Me Benoît Larouche
Me Benoît Larouche
Cette situation soulève des questions quant à la sécurité du public, du personnel judiciaire et des constables spéciaux.

Le bâtonnier de la Mauricie, Me Benoît Larouche, dénonce la situation.

« Je trouve ça un peu troublant (...) On sait très bien que les palais de justice sont des endroits où il y a un potentiel de violence. On n'a qu'à penser aux causes criminelles, aux causes familiales ou en matière de protection de la jeunesse où, évidemment, il y a des choses qui peuvent exploser », avance M. Larouche.

Même son de cloche du côté des constables spéciaux, dont le mandat est d'assurer la sécurité dans les palais de justice. Radio-Canada apprenait mercredi la situation au président de leur syndicat.

« Je suis stupéfait d’entendre ça. Pour moi, c’est un minimum », déplore le président du Syndicat des constables spéciaux du gouvernement du Québec, Frank Perales.

Pour Me Larouche, les caméras bien en vue ont un effet dissuasif. C’est une mesure de sécurité en soi, estime-t-il. Elles permettent aussi de récolter des éléments de preuve en cas d’incident.


Pas assez de constables

Les deux palais de justice font face à un autre défi en matière de sécurité.
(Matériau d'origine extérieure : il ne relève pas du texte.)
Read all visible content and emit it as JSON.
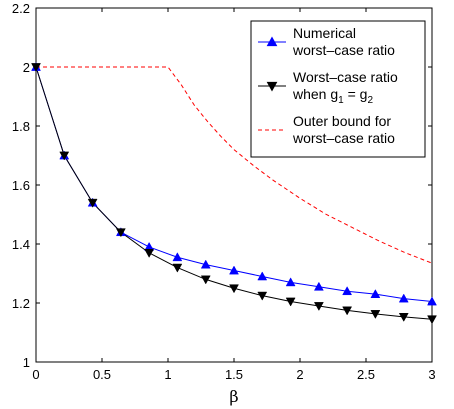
{
  "chart_data": {
    "type": "line",
    "xlabel": "β",
    "ylabel": "",
    "title": "",
    "xlim": [
      0,
      3
    ],
    "ylim": [
      1,
      2.2
    ],
    "xticks": [
      "0",
      "0.5",
      "1",
      "1.5",
      "2",
      "2.5",
      "3"
    ],
    "yticks": [
      "1",
      "1.2",
      "1.4",
      "1.6",
      "1.8",
      "2",
      "2.2"
    ],
    "grid": false,
    "legend_position": "top-right",
    "series": [
      {
        "name": "Numerical worst-case ratio",
        "legend_lines": [
          "Numerical",
          "worst–case ratio"
        ],
        "color": "#0000ff",
        "marker": "triangle-up",
        "line_style": "solid",
        "x": [
          0,
          0.214,
          0.429,
          0.643,
          0.857,
          1.071,
          1.286,
          1.5,
          1.714,
          1.929,
          2.143,
          2.357,
          2.571,
          2.786,
          3.0
        ],
        "y": [
          2.0,
          1.7,
          1.54,
          1.44,
          1.39,
          1.355,
          1.33,
          1.31,
          1.29,
          1.27,
          1.255,
          1.24,
          1.23,
          1.215,
          1.205
        ]
      },
      {
        "name": "Worst-case ratio when g1 = g2",
        "legend_lines": [
          "Worst–case ratio",
          "when g",
          "1",
          " = g",
          "2"
        ],
        "color": "#000000",
        "marker": "triangle-down",
        "line_style": "solid",
        "x": [
          0,
          0.214,
          0.429,
          0.643,
          0.857,
          1.071,
          1.286,
          1.5,
          1.714,
          1.929,
          2.143,
          2.357,
          2.571,
          2.786,
          3.0
        ],
        "y": [
          2.0,
          1.7,
          1.54,
          1.44,
          1.37,
          1.32,
          1.28,
          1.25,
          1.225,
          1.205,
          1.19,
          1.175,
          1.163,
          1.153,
          1.145
        ]
      },
      {
        "name": "Outer bound for worst-case ratio",
        "legend_lines": [
          "Outer bound for",
          "worst–case ratio"
        ],
        "color": "#ff0000",
        "marker": "none",
        "line_style": "dashed",
        "x": [
          0,
          0.25,
          0.5,
          0.75,
          1.0,
          1.1,
          1.2,
          1.3,
          1.4,
          1.5,
          1.65,
          1.8,
          2.0,
          2.2,
          2.4,
          2.6,
          2.8,
          3.0
        ],
        "y": [
          2.0,
          2.0,
          2.0,
          2.0,
          2.0,
          1.94,
          1.87,
          1.815,
          1.765,
          1.72,
          1.665,
          1.615,
          1.555,
          1.5,
          1.455,
          1.41,
          1.37,
          1.335
        ]
      }
    ]
  }
}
Un seul constable spécial est présent sur les lieux.

Une situation que dénonce leur syndicat, qui souhaiterait un minimum de deux constables spéciaux par palais de justice.

Le palais de justice de Shawinigan
Le palais de justice de Shawinigan
« Je vous donne un exemple, un juge ordonne une incarcération et ça se passe mal. Le constable est pris dans la salle. Il ne sait pas ce qui se passe aux entrées, il ne sait pas ce qui se passe présentement dans les couloirs. Il ne peut pas intervenir à deux endroits en même temps. C'est ce que nous dénonçons présentement », martèle le président du syndicat.

Ils sont appuyés par des agents de sécurité qui n'ont ni la formation ni les mêmes pouvoirs.

Au palais de justice de Shawinigan, des miroirs ont été stratégiquement apposés pour permettre au constable spécial de voir tous les lieux et de pouvoir ainsi mieux intervenir.

Malgré tout, les intervenants rencontrés estiment que l'ajout de nouvelles mesures de sécurité est nécessaire.

Les ministères de la Sécurité publique et de la Justice n’ont pas donné suite mercredi aux demandes d'informations de Radio-Canada.